Question

The de-Broglie's wavelength of an electron in the \( 4^{\text{th}} \) orbit is ______ \( \pi a_0 \). (\( a_0 = \text{Bohr's radius} \))

Answer 1

Correct Answer: 8

The condition for an electron's de-Broglie wavelength in an orbit is stated as:

\[ 2 \pi r_n = n \lambda_d \]

Here, \( r_n \) denotes the radius of the \( n \)-th orbit, \( n \) is the principal quantum number, and \( \lambda_d \) represents the de-Broglie wavelength.

The radius of the \( n \)-th orbit within the Bohr model is defined by:

\[ r_n = 2 \pi a_0 \frac{n^2}{Z} \]

Substituting this expression yields:

\[ 2 \pi a_0 \frac{n^2}{Z} = n \lambda_d \]

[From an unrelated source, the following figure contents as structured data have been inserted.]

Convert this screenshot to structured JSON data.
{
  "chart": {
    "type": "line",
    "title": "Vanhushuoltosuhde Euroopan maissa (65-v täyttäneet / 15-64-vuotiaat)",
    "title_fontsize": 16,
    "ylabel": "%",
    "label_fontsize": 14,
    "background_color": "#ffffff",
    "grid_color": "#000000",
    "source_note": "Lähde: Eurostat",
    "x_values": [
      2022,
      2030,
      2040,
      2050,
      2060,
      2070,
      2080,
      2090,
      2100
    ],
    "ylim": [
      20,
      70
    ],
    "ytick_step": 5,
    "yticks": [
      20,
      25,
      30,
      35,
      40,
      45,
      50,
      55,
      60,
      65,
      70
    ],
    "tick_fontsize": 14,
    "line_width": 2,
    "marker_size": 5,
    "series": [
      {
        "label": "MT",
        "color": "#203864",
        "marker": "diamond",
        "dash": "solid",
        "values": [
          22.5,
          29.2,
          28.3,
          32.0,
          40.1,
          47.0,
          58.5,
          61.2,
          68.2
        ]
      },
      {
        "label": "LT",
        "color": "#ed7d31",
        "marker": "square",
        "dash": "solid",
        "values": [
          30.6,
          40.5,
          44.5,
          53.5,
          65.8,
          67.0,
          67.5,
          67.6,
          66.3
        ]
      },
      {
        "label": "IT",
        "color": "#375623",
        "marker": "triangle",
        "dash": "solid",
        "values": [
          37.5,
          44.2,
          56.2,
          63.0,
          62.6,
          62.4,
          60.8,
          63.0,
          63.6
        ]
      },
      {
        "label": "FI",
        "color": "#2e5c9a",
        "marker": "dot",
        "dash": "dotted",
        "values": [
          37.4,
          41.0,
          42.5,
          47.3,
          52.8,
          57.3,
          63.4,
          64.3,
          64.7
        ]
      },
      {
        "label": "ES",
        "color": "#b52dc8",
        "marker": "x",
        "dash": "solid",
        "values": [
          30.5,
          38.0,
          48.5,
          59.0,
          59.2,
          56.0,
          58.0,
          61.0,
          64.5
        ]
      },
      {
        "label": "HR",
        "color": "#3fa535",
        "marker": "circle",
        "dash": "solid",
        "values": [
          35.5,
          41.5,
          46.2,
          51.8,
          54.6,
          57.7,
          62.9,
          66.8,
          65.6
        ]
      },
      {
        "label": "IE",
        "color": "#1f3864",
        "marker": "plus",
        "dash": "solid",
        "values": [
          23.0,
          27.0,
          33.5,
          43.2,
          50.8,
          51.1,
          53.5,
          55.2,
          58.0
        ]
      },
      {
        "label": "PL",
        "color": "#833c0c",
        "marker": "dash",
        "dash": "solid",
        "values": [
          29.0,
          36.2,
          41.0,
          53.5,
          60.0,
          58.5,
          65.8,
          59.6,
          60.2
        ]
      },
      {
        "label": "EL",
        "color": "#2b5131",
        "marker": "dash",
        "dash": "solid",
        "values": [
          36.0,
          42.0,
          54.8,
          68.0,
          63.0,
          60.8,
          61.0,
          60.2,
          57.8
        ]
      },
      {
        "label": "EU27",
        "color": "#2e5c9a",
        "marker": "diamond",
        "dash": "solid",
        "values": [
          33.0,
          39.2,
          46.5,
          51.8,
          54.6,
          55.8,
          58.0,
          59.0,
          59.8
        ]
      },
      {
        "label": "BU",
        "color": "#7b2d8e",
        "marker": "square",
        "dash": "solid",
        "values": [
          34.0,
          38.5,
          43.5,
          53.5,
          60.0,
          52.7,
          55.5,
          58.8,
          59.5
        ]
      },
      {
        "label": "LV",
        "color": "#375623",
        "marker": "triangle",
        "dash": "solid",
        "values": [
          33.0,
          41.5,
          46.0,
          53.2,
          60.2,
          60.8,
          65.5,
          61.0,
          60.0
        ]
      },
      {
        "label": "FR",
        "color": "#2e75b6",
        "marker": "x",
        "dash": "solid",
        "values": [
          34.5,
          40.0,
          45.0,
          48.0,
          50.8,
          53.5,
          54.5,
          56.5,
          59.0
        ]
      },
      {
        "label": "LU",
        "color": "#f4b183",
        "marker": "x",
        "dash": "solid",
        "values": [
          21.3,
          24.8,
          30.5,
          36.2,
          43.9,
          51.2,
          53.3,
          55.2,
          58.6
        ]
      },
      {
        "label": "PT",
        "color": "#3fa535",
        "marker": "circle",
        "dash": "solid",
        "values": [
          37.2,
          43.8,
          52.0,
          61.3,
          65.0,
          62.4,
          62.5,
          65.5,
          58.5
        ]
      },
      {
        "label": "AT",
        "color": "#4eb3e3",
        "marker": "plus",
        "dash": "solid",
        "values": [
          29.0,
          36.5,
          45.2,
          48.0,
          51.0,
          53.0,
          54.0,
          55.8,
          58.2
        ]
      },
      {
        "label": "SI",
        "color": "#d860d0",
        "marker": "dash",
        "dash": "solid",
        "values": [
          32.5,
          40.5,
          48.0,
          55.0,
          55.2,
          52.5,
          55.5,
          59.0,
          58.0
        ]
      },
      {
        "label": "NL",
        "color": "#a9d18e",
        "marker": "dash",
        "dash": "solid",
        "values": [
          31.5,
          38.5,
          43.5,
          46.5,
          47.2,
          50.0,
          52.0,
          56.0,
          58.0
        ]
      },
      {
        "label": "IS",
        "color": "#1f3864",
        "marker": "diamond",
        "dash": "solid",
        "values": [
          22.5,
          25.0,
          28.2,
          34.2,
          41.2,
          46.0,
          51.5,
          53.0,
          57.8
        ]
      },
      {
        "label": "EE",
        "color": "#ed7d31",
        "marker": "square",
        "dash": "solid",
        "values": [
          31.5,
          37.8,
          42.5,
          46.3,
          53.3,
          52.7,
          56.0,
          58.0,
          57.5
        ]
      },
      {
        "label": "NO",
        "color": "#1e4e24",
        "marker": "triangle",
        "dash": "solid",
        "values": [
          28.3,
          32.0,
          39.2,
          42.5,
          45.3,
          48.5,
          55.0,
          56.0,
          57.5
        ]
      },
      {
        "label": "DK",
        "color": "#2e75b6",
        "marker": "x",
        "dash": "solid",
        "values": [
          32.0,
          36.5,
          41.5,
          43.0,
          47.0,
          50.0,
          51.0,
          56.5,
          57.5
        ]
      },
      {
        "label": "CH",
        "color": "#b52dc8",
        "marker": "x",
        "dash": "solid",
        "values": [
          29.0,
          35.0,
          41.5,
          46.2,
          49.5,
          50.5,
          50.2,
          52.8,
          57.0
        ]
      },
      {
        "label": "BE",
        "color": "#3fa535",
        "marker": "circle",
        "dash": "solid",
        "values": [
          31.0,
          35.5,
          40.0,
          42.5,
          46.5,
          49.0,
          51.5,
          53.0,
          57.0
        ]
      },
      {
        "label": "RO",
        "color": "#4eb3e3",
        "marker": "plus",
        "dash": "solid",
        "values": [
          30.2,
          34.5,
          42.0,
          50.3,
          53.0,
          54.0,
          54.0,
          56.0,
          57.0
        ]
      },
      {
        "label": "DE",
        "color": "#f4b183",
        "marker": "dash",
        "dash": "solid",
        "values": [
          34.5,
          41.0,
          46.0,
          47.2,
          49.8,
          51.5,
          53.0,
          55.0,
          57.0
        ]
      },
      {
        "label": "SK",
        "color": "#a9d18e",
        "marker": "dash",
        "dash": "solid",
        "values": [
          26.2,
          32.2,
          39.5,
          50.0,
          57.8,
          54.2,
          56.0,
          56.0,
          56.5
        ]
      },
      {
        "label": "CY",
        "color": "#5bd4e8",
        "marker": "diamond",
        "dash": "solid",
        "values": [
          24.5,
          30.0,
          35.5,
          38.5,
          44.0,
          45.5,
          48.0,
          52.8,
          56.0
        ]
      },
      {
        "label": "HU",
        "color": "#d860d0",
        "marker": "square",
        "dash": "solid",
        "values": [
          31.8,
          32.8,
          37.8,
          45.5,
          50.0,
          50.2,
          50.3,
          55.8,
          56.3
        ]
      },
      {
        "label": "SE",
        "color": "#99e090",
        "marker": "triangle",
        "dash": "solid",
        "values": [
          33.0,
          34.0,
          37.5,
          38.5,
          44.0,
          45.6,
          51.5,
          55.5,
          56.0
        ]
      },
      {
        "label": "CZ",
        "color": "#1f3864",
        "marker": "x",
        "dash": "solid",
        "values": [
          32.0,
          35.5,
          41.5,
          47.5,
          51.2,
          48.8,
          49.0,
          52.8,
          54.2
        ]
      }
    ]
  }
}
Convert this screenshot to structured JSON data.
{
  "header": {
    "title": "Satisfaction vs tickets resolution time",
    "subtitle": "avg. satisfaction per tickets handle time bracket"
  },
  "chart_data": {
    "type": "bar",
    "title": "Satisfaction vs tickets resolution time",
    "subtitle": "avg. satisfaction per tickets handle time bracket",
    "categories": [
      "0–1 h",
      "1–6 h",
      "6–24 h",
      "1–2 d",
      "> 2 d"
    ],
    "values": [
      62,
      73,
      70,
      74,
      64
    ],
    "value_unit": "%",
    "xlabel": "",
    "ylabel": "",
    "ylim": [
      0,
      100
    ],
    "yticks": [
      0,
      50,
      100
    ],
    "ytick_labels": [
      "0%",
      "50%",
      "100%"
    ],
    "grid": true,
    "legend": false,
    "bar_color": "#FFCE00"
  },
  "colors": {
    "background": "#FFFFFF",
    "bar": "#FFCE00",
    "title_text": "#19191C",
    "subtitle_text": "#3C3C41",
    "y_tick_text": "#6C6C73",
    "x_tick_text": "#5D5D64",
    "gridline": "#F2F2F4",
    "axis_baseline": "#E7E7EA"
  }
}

For an electron occupying the 4th orbit of a hydrogen atom (\( Z = 1 \)):

\[ 2 \pi a_0 \frac{4^2}{1} = 4 \lambda_d \]

Upon simplification:

\[ \lambda_d = 8 \pi a_0 \]

Therefore, the de-Broglie wavelength of the electron in the 4th orbit is determined to be \( 8 \pi a_0 \).